11 Mayıs 2009 Pazartesi

Gözleri açık, ama...

Cumhurbaşkanı Abdullah Gül dün akşam Metin Şentürk'ün TRT-1'de yayınlanan 'Eğlence Pazarı' programına konuk oldu. Umarım hoş geçmiştir. Ama sanatçıyı beğendiğini, hatta biraz 'filozof' bulduğunu biliyorum Cumhurbaşkanı Gül'ün... Nereden? Anlattığı şu olaydan:

“Ak Parti'nin görme özürlü milletvekili Lokma Ayva her olaya olumlu tarafından yaklaşmasıyla tanınır. Bazı yeni gelişmeler pek çok kişiye karalar bağlatırken, Lokman Ayva onlarda bile sevinecek bir yön bulur. Bir gün kendisine, 'Bunu nasıl sağlıyorsun?' diye sordum. Güldü. 'Sayın Cumhurbaşkanım, ben de aynı soruyu Metin Şentürk'e sormuştum; hiç düşünmeden, galiba olan-biteni görmediğimizden cevabını verdi.”

Sanırım program sırasında konuşmayı Metin Şentürk'e hatırlatmıştır Cumhurbaşkanı Gül...

Onlar gibi bir 'şansımız' yok bizim; görüyoruz, okuyoruz. Sonra da kahrediyoruz...

Ben uzaklardayken eski Genelkurmay Başkanı Org. Yaşar Büyükanıt 32. Gün'e konuşmuş, görev süresi içerisinde başından geçen bazı olaylar ile şimdiye kadar pek paylaşmadığı düşüncelerini anlatmış... Ertesi gün pek çok kalem, programdaki anlatım üzerine yorum yapıyordu gazetelerde... Gözüm ikisine takıldı.

Yek diğerine çok yakın görünen iki yazarın birbirine taban tabana zıt yazdıkları iki yazıya...

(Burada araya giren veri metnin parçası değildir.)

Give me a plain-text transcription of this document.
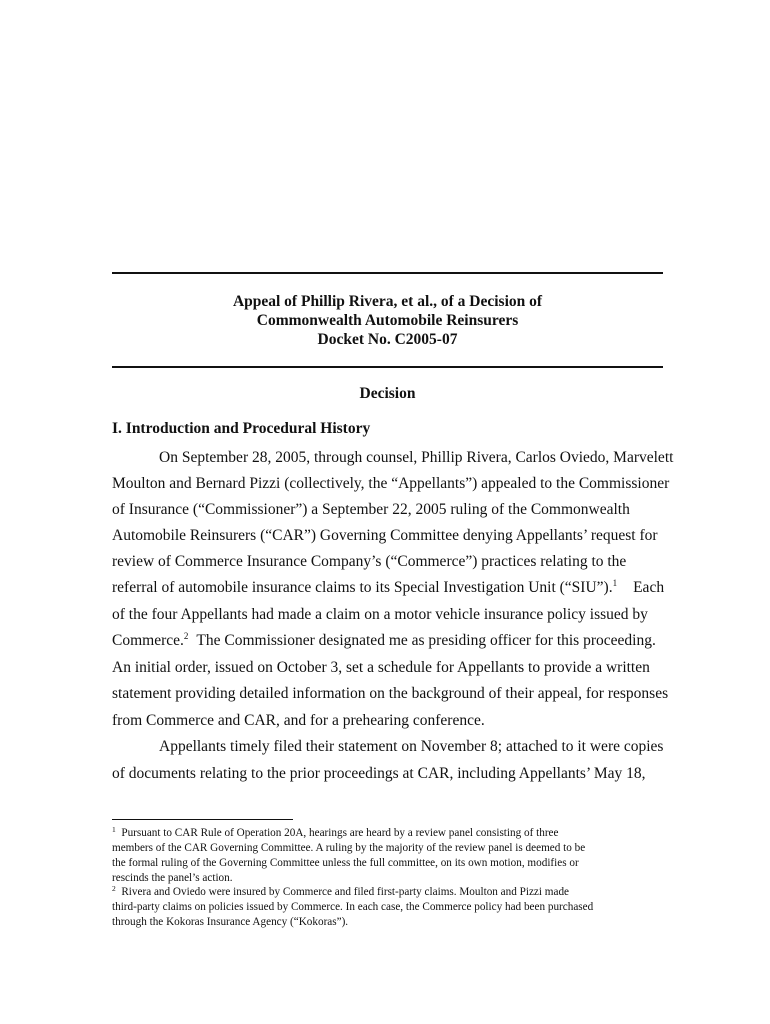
Appeal of Phillip Rivera, et al., of a Decision of
Commonwealth Automobile Reinsurers
Docket No. C2005-07
Decision
I. Introduction and Procedural History
On September 28, 2005, through counsel, Phillip Rivera, Carlos Oviedo, Marvelett
Moulton and Bernard Pizzi (collectively, the “Appellants”) appealed to the Commissioner
of Insurance (“Commissioner”) a September 22, 2005 ruling of the Commonwealth
Automobile Reinsurers (“CAR”) Governing Committee denying Appellants’ request for
review of Commerce Insurance Company’s (“Commerce”) practices relating to the
referral of automobile insurance claims to its Special Investigation Unit (“SIU”).$^1$ Each
of the four Appellants had made a claim on a motor vehicle insurance policy issued by
Commerce.$^2$ The Commissioner designated me as presiding officer for this proceeding.
An initial order, issued on October 3, set a schedule for Appellants to provide a written
statement providing detailed information on the background of their appeal, for responses
from Commerce and CAR, and for a prehearing conference.
Appellants timely filed their statement on November 8; attached to it were copies
of documents relating to the prior proceedings at CAR, including Appellants’ May 18,
$^1$ Pursuant to CAR Rule of Operation 20A, hearings are heard by a review panel consisting of three
members of the CAR Governing Committee. A ruling by the majority of the review panel is deemed to be
the formal ruling of the Governing Committee unless the full committee, on its own motion, modifies or
rescinds the panel’s action.
$^2$ Rivera and Oviedo were insured by Commerce and filed first-party claims. Moulton and Pizzi made
third-party claims on policies issued by Commerce. In each case, the Commerce policy had been purchased
through the Kokoras Insurance Agency (“Kokoras”).
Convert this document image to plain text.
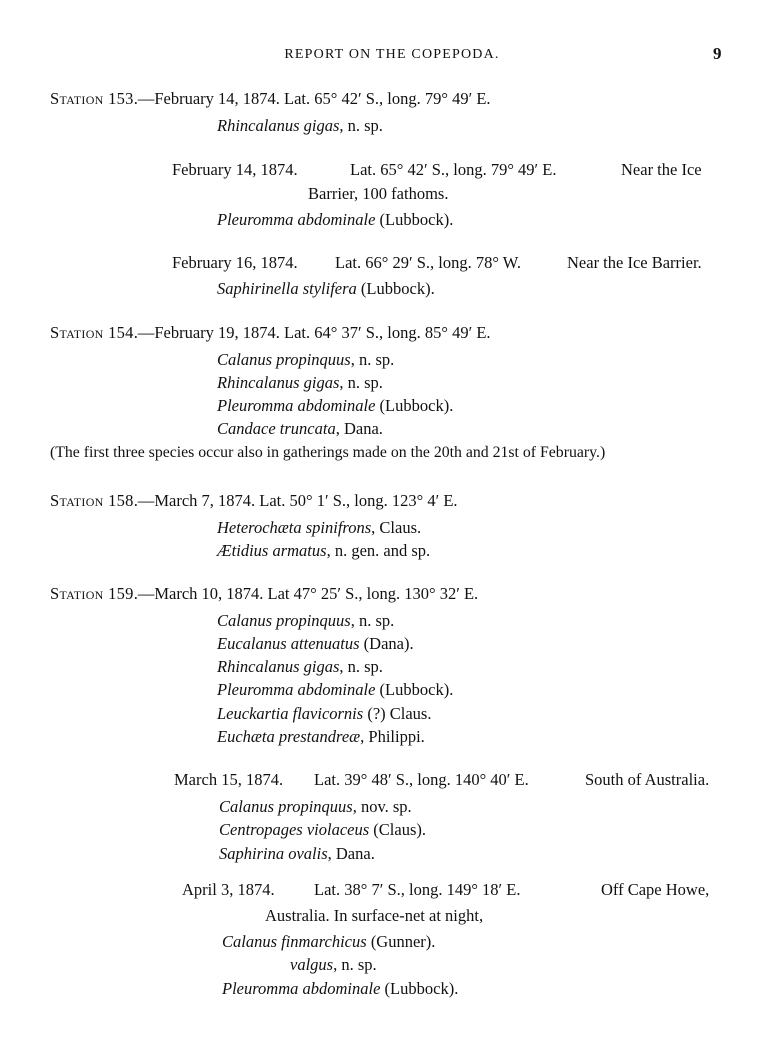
REPORT ON THE COPEPODA.	9
Station 153.—February 14, 1874. Lat. 65° 42′ S., long. 79° 49′ E.
Rhincalanus gigas, n. sp.
February 14, 1874.	Lat. 65° 42′ S., long. 79° 49′ E.	Near the Ice
Barrier, 100 fathoms.
Pleuromma abdominale (Lubbock).
February 16, 1874. Lat. 66° 29′ S., long. 78° W.	Near the Ice Barrier.
Saphirinella stylifera (Lubbock).
Station 154.—February 19, 1874. Lat. 64° 37′ S., long. 85° 49′ E.
Calanus propinquus, n. sp.
Rhincalanus gigas, n. sp.
Pleuromma abdominale (Lubbock).
Candace truncata, Dana.
(The first three species occur also in gatherings made on the 20th and 21st of February.)
Station 158.—March 7, 1874. Lat. 50° 1′ S., long. 123° 4′ E.
Heterochæta spinifrons, Claus.
Ætidius armatus, n. gen. and sp.
Station 159.—March 10, 1874. Lat 47° 25′ S., long. 130° 32′ E.
Calanus propinquus, n. sp.
Eucalanus attenuatus (Dana).
Rhincalanus gigas, n. sp.
Pleuromma abdominale (Lubbock).
Leuckartia flavicornis (?) Claus.
Euchæta prestandreæ, Philippi.
March 15, 1874. Lat. 39° 48′ S., long. 140° 40′ E.	South of Australia.
Calanus propinquus, nov. sp.
Centropages violaceus (Claus).
Saphirina ovalis, Dana.
April 3, 1874. Lat. 38° 7′ S., long. 149° 18′ E.	Off Cape Howe,
Australia. In surface-net at night,
Calanus finmarchicus (Gunner).
valgus, n. sp.
Pleuromma abdominale (Lubbock).
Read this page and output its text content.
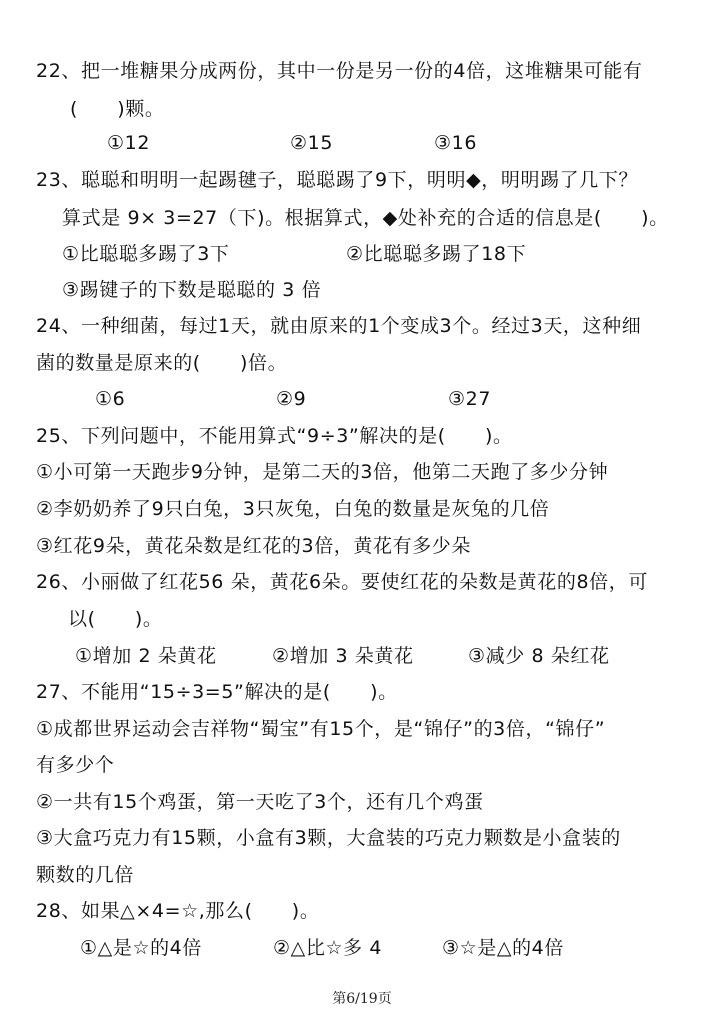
22、把一堆糖果分成两份，其中一份是另一份的4倍，这堆糖果可能有
(　　)颗。
①12	②15	③16
23、聪聪和明明一起踢毽子，聪聪踢了9下，明明◆，明明踢了几下？
算式是 9× 3=27（下)。根据算式，◆处补充的合适的信息是(　　)。
①比聪聪多踢了3下	②比聪聪多踢了18下
③踢键子的下数是聪聪的 3 倍
24、一种细菌，每过1天，就由原来的1个变成3个。经过3天，这种细
菌的数量是原来的(　　)倍。
①6	②9	③27
25、下列问题中，不能用算式“9÷3”解决的是(　　)。
①小可第一天跑步9分钟，是第二天的3倍，他第二天跑了多少分钟
②李奶奶养了9只白兔，3只灰兔，白兔的数量是灰兔的几倍
③红花9朵，黄花朵数是红花的3倍，黄花有多少朵
26、小丽做了红花56 朵，黄花6朵。要使红花的朵数是黄花的8倍，可
以(　　)。
①增加 2 朵黄花	②增加 3 朵黄花	③减少 8 朵红花
27、不能用“15÷3=5”解决的是(　　)。
①成都世界运动会吉祥物“蜀宝”有15个，是“锦仔”的3倍，“锦仔”
有多少个
②一共有15个鸡蛋，第一天吃了3个，还有几个鸡蛋
③大盒巧克力有15颗，小盒有3颗，大盒装的巧克力颗数是小盒装的
颗数的几倍
28、如果△×4=☆,那么(　　)。
①△是☆的4倍	②△比☆多 4	③☆是△的4倍
第6/19页
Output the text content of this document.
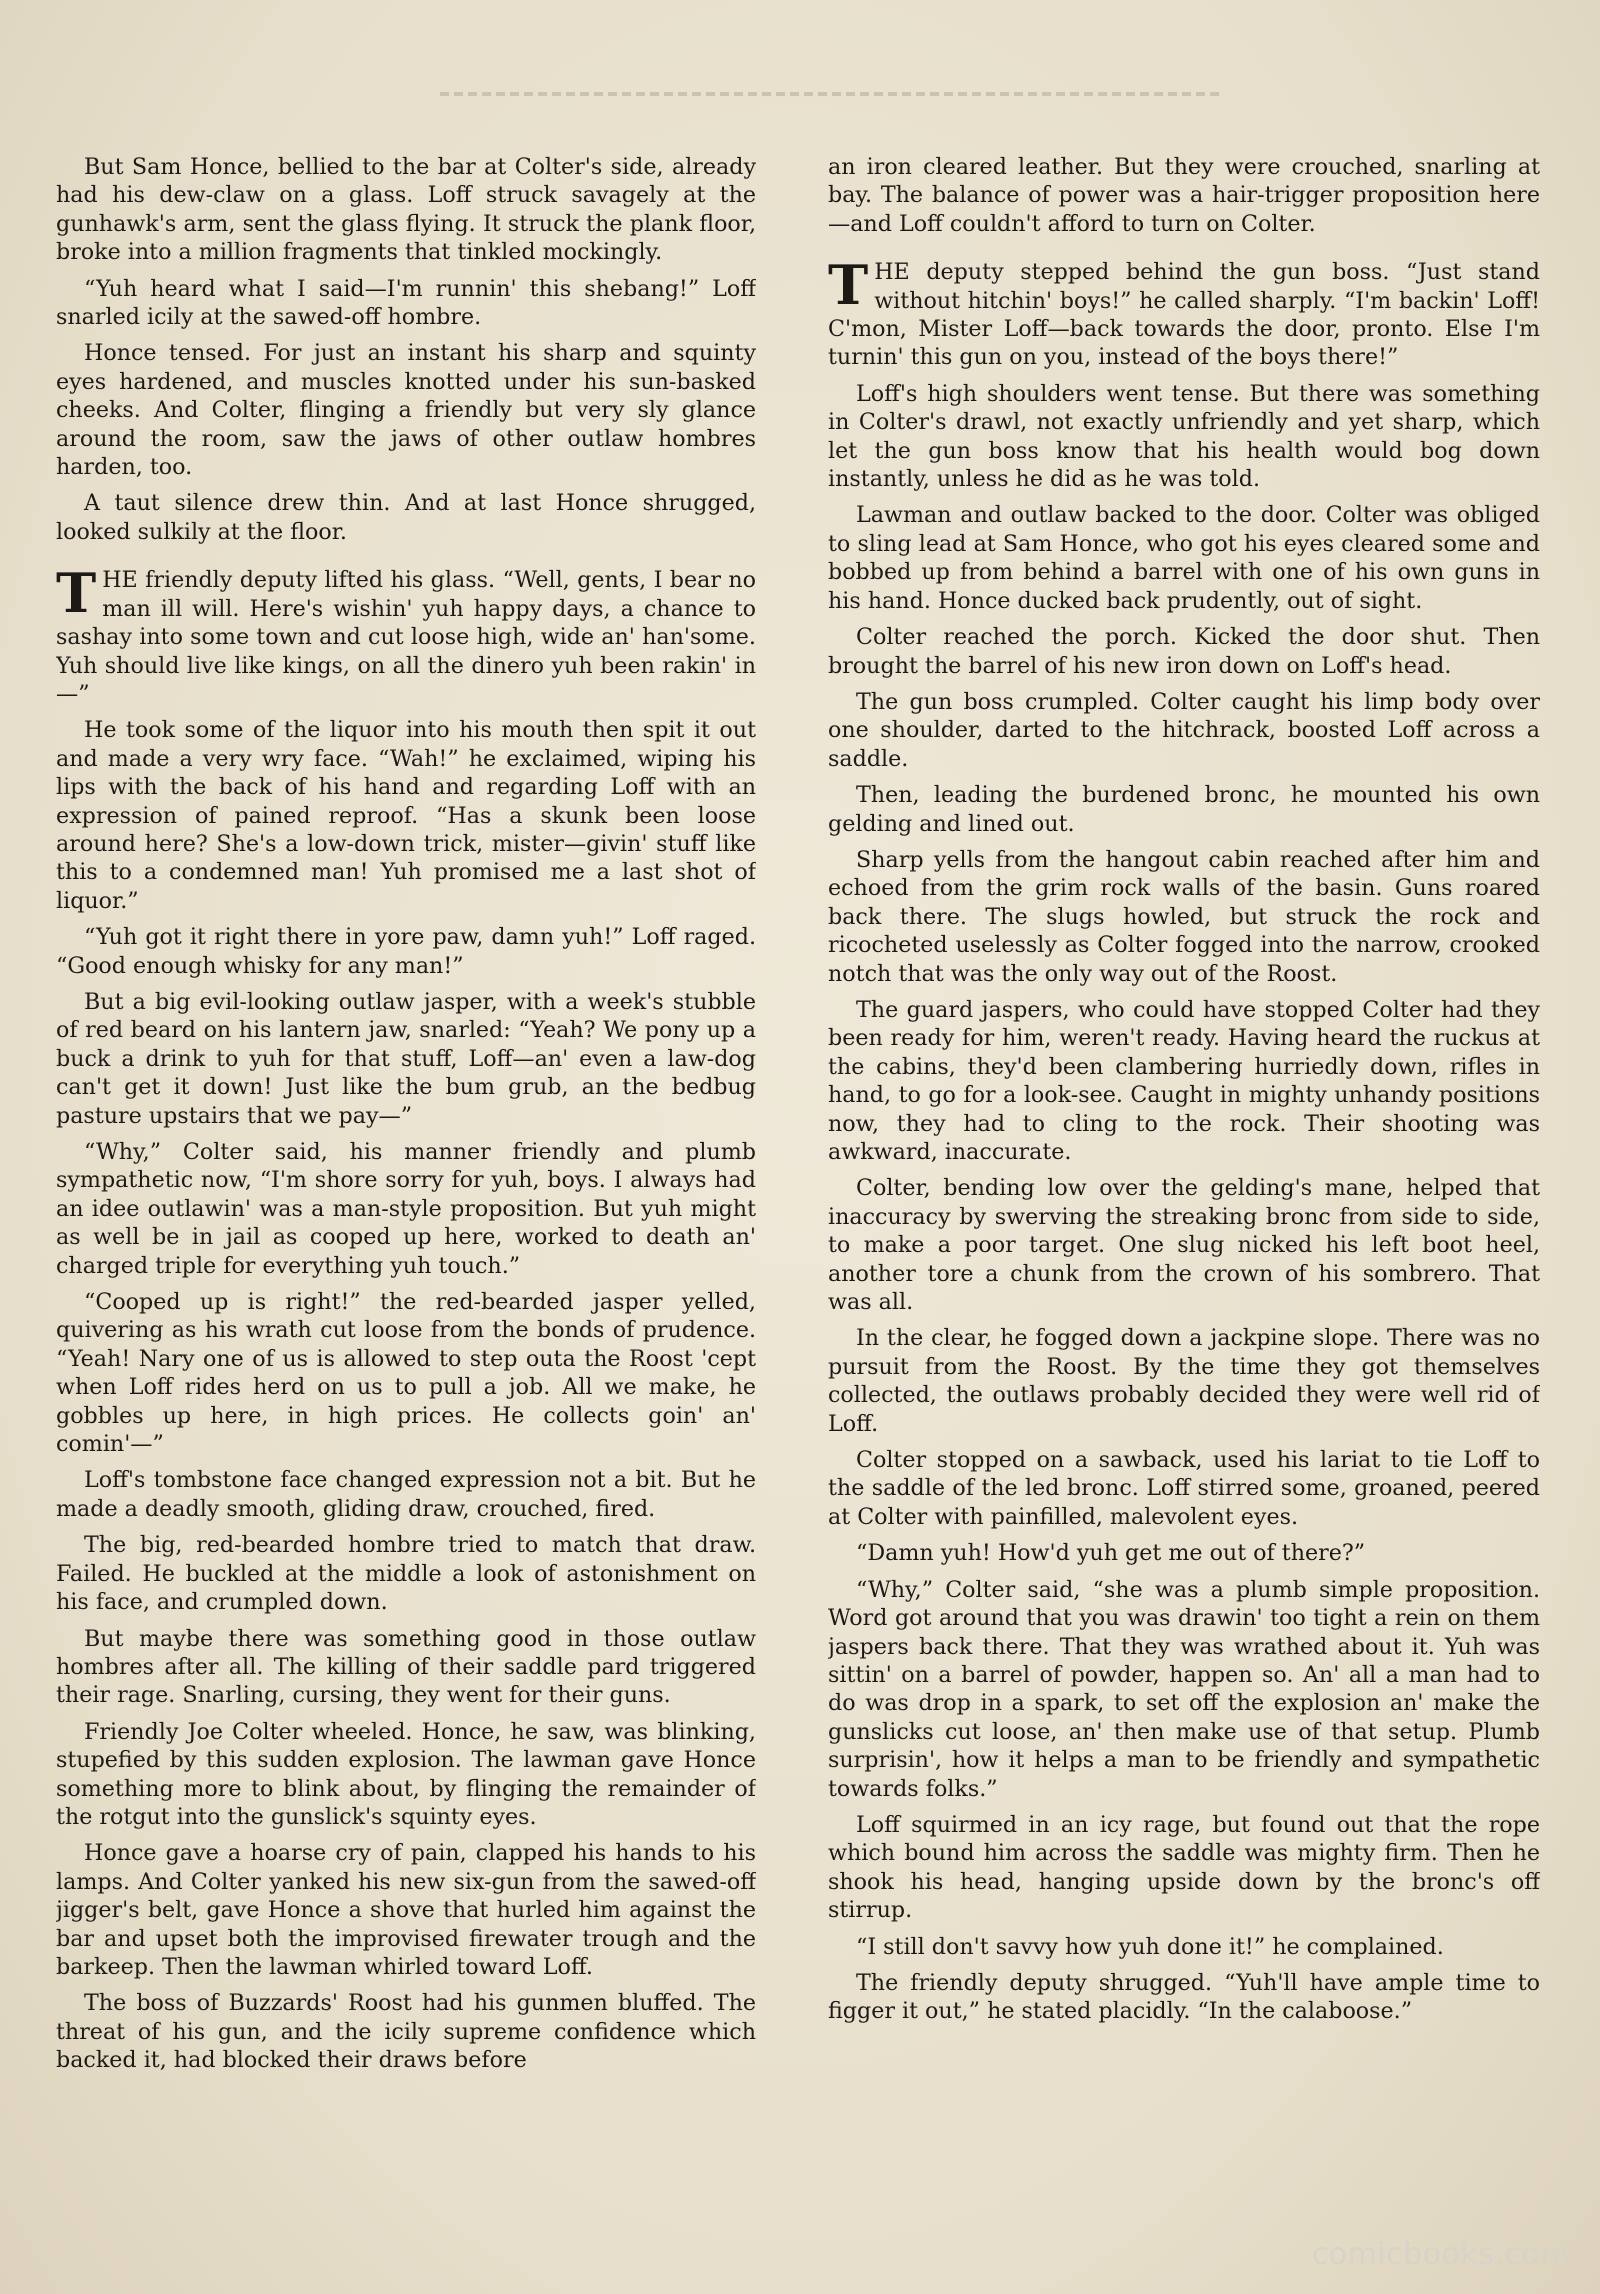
But Sam Honce, bellied to the bar at Colter's side, already had his dew-claw on a glass. Loff struck savagely at the gunhawk's arm, sent the glass flying. It struck the plank floor, broke into a million fragments that tinkled mockingly.

“Yuh heard what I said—I'm runnin' this shebang!” Loff snarled icily at the sawed-off hombre.

Honce tensed. For just an instant his sharp and squinty eyes hardened, and muscles knotted under his sun-basked cheeks. And Colter, flinging a friendly but very sly glance around the room, saw the jaws of other outlaw hombres harden, too.

A taut silence drew thin. And at last Honce shrugged, looked sulkily at the floor.

THE friendly deputy lifted his glass. “Well, gents, I bear no man ill will. Here's wishin' yuh happy days, a chance to sashay into some town and cut loose high, wide an' han'some. Yuh should live like kings, on all the dinero yuh been rakin' in—”

He took some of the liquor into his mouth then spit it out and made a very wry face. “Wah!” he exclaimed, wiping his lips with the back of his hand and regarding Loff with an expression of pained reproof. “Has a skunk been loose around here? She's a low-down trick, mister—givin' stuff like this to a condemned man! Yuh promised me a last shot of liquor.”

“Yuh got it right there in yore paw, damn yuh!” Loff raged. “Good enough whisky for any man!”

But a big evil-looking outlaw jasper, with a week's stubble of red beard on his lantern jaw, snarled: “Yeah? We pony up a buck a drink to yuh for that stuff, Loff—an' even a law-dog can't get it down! Just like the bum grub, an the bedbug pasture upstairs that we pay—”

“Why,” Colter said, his manner friendly and plumb sympathetic now, “I'm shore sorry for yuh, boys. I always had an idee outlawin' was a man-style proposition. But yuh might as well be in jail as cooped up here, worked to death an' charged triple for everything yuh touch.”

“Cooped up is right!” the red-bearded jasper yelled, quivering as his wrath cut loose from the bonds of prudence. “Yeah! Nary one of us is allowed to step outa the Roost 'cept when Loff rides herd on us to pull a job. All we make, he gobbles up here, in high prices. He collects goin' an' comin'—”

Loff's tombstone face changed expression not a bit. But he made a deadly smooth, gliding draw, crouched, fired.

The big, red-bearded hombre tried to match that draw. Failed. He buckled at the middle a look of astonishment on his face, and crumpled down.

But maybe there was something good in those outlaw hombres after all. The killing of their saddle pard triggered their rage. Snarling, cursing, they went for their guns.

Friendly Joe Colter wheeled. Honce, he saw, was blinking, stupefied by this sudden explosion. The lawman gave Honce something more to blink about, by flinging the remainder of the rotgut into the gunslick's squinty eyes.

Honce gave a hoarse cry of pain, clapped his hands to his lamps. And Colter yanked his new six-gun from the sawed-off jigger's belt, gave Honce a shove that hurled him against the bar and upset both the improvised firewater trough and the barkeep. Then the lawman whirled toward Loff.

The boss of Buzzards' Roost had his gunmen bluffed. The threat of his gun, and the icily supreme confidence which backed it, had blocked their draws before

an iron cleared leather. But they were crouched, snarling at bay. The balance of power was a hair-trigger proposition here—and Loff couldn't afford to turn on Colter.

THE deputy stepped behind the gun boss. “Just stand without hitchin' boys!” he called sharply. “I'm backin' Loff! C'mon, Mister Loff—back towards the door, pronto. Else I'm turnin' this gun on you, instead of the boys there!”

Loff's high shoulders went tense. But there was something in Colter's drawl, not exactly unfriendly and yet sharp, which let the gun boss know that his health would bog down instantly, unless he did as he was told.

Lawman and outlaw backed to the door. Colter was obliged to sling lead at Sam Honce, who got his eyes cleared some and bobbed up from behind a barrel with one of his own guns in his hand. Honce ducked back prudently, out of sight.

Colter reached the porch. Kicked the door shut. Then brought the barrel of his new iron down on Loff's head.

The gun boss crumpled. Colter caught his limp body over one shoulder, darted to the hitchrack, boosted Loff across a saddle.

Then, leading the burdened bronc, he mounted his own gelding and lined out.

Sharp yells from the hangout cabin reached after him and echoed from the grim rock walls of the basin. Guns roared back there. The slugs howled, but struck the rock and ricocheted uselessly as Colter fogged into the narrow, crooked notch that was the only way out of the Roost.

The guard jaspers, who could have stopped Colter had they been ready for him, weren't ready. Having heard the ruckus at the cabins, they'd been clambering hurriedly down, rifles in hand, to go for a look-see. Caught in mighty unhandy positions now, they had to cling to the rock. Their shooting was awkward, inaccurate.

Colter, bending low over the gelding's mane, helped that inaccuracy by swerving the streaking bronc from side to side, to make a poor target. One slug nicked his left boot heel, another tore a chunk from the crown of his sombrero. That was all.

In the clear, he fogged down a jackpine slope. There was no pursuit from the Roost. By the time they got themselves collected, the outlaws probably decided they were well rid of Loff.

Colter stopped on a sawback, used his lariat to tie Loff to the saddle of the led bronc. Loff stirred some, groaned, peered at Colter with painfilled, malevolent eyes.

“Damn yuh! How'd yuh get me out of there?”

“Why,” Colter said, “she was a plumb simple proposition. Word got around that you was drawin' too tight a rein on them jaspers back there. That they was wrathed about it. Yuh was sittin' on a barrel of powder, happen so. An' all a man had to do was drop in a spark, to set off the explosion an' make the gunslicks cut loose, an' then make use of that setup. Plumb surprisin', how it helps a man to be friendly and sympathetic towards folks.”

Loff squirmed in an icy rage, but found out that the rope which bound him across the saddle was mighty firm. Then he shook his head, hanging upside down by the bronc's off stirrup.

“I still don't savvy how yuh done it!” he complained.

The friendly deputy shrugged. “Yuh'll have ample time to figger it out,” he stated placidly. “In the calaboose.”

comicbooks.com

İlki Hürriyet'ten. Gazetenin 'yazı işleri müdürü' de olan yazarı Tufan Türenç, Yaşar Büyükanıt'la sosyal bir ortamda buluşmasını anlatmış yazısında... Aralarında kalması için kendisine tevdi edilmiş özel görüşleri, “Madem M. Ali Birand'a anlattı, ben de yazabilirim” mantığıyla bizlere de anlatıyor...

Dikkatimi çeken bölüm yazının sonlarına doğru karşıma çıktı. “Birkaç ay önce emekli Genelkurmay Başkanı Orgeneral Yaşar Büyükanıt ve eşi Filiz Büyükanıt'la bir oyunun galasında tesadüfen bir araya geldik” girişinden sonra komutanın emeklilik günlerinde karşılaştığı sevgi dolu muamele anlatılıyor.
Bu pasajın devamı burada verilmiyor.